En su libro El mal Rüdiger Safranski reproduce, a propósito de Hitler, una cita de Goethe: “En el curso de mi vida, he podido observar varios casos (de hombres). No son siempre los más distinguidos, ni por espíritu ni por talento y rara vez se acreditan por una bondad de corazón. Pero de su interior emana una fuerza increíble… “En este sentido, era Hitler un poder “demoniaco”. El austriaco magnetizaba. ¿Estaba detrás de él una sombra de Nietzsche y su pensamiento nihilista? Unas líneas le ponen en suerte: “Hay que lograr la energía enorme de la grandeza y la aniquilación de los millones de fracasados, a fin de que mediante el castigo y la aniquilación se configure el hombre del futuro”. Según Bauman, la destrucción de millones de seres humanos en la Alemana nazi fue posible, como Hitler lo deseaba, gracias a una administración moderna y eficiente, espíritu de invención científica, organización, técnica desarrollada…Los nazis cuidaron que el asesinato masivo fuera sistemático y racional. Los judíos fueron sus víctimas. Éstos eran los culpables de algo indescifrable pero entrevisto por él. Y planificó la matanza.
Como Trump, Hitler arribó al poder en medio de una crisis de la democracia. Con una energía equiparable a la del austriaco, se propuso aplastar a sus enemigos: los mexicanos a quienes escogió como sus chivos expiatorios. Este adorador del “becerro de oro” decide exterminarlos, y ya no en los crematorios, sino mediante el destierro. Trump finge desesperar del orden establecido y se erige en el gran redentor. La situación ilegal de millones de paisanos nuestros no le importa tanto: aspira a una depuración racial: no les concede ninguna dignidad. Como el sistema de Hitler, Trump viene a demostrar que es posible degradar esta dignidad, a una categoría de hombres, y eliminarlos como insectos.

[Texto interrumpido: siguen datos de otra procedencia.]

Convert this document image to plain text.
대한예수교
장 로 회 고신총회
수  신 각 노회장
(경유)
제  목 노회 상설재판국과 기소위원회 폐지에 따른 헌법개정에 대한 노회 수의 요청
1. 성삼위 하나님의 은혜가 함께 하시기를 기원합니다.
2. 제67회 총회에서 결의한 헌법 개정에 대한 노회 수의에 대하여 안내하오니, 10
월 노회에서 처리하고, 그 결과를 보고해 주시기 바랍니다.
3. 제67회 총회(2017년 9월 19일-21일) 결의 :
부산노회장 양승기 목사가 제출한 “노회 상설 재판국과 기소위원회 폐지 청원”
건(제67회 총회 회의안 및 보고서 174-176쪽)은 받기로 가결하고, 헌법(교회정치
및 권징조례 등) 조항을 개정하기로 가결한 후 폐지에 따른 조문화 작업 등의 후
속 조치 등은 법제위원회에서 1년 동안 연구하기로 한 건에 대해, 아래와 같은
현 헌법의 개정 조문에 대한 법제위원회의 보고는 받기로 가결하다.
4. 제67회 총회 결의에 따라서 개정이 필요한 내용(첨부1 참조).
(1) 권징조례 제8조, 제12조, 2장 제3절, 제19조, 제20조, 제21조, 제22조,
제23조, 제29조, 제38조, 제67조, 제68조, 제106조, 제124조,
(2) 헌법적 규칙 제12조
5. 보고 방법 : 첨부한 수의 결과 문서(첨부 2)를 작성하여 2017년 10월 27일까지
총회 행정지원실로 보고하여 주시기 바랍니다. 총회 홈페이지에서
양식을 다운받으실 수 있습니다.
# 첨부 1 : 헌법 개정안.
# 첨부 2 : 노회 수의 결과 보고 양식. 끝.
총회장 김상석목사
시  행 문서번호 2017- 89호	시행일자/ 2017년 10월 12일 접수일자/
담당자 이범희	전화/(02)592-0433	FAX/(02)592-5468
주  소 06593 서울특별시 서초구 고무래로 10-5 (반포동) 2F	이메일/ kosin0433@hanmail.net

Más allá de sus fronteras, Trump sabotea las empresas estadounidenses con sede en México con la excusa de que estamos despojando a sus súbditos de sus puestos de trabajo. El America First resume su retórica chauvinista, ahora se jacta de haber recuperado miles de empleos. Bien podría decir, como Gottfried Benn: “ser tonto y tener trabajo, ahí está la dicha”. Con sus pequeñas manos, grotescamente pequeñas, sobre la biblia jura la observancia de la constitución, pese a que tal disposición, como la Biblia misma, le es ajena. Trump quiere la guerra, primero contra nosotros, aunque también contra los musulmanes. Con mueca horrible, su mente sádica lee el decreto migratorio, con la misma que determina abolir el Obamacare que protege la salud de más de veinte millones de estadounidenses. Pues al parecer también éstos resultan ser sus enemigos.
Este nuevo inquisidor siembra el terror entre los nuestros que habitan en el ámbito de su reino, quienes ahora se esconden en sus casas, en los refugios que les ofrecen los templos o bien resisten en las ciudades santuario que por conveniencia los amparan. Aquellos a quienes logran atrapar sus esbirros abandonan el paraíso de la prosperidad con una mano atrás y otra adelante, a veces sin familia, solos, sin esperanza, con la tentación del suicidio. En su regreso tropiezan con una realidad más oscura que la persecución misma: un país que se pudre, con incontables fosas clandestinas, un cementerio inmenso, fruto amargo de una misteriosa lucha fratricida.
La impiedad de este hombre de piel blanca, ya ruinosa, se corresponde con la nuestra, la impiedad que reduce al ser humano a retacería de huesos que se agolpan en los huecos de una tierra destinada a florecer, pero ahora tan espeluznante como ese documental estremecedor de Alain Resnais, La noche y la niebla, que registra el exterminio nazi. Nosotros somos los nuevos judíos, acosados por el señor del muro, pero también, por nosotros, por nuestra inocultable miseria. Pues qué duda cabe que estamos gestando nuestro propio holocausto.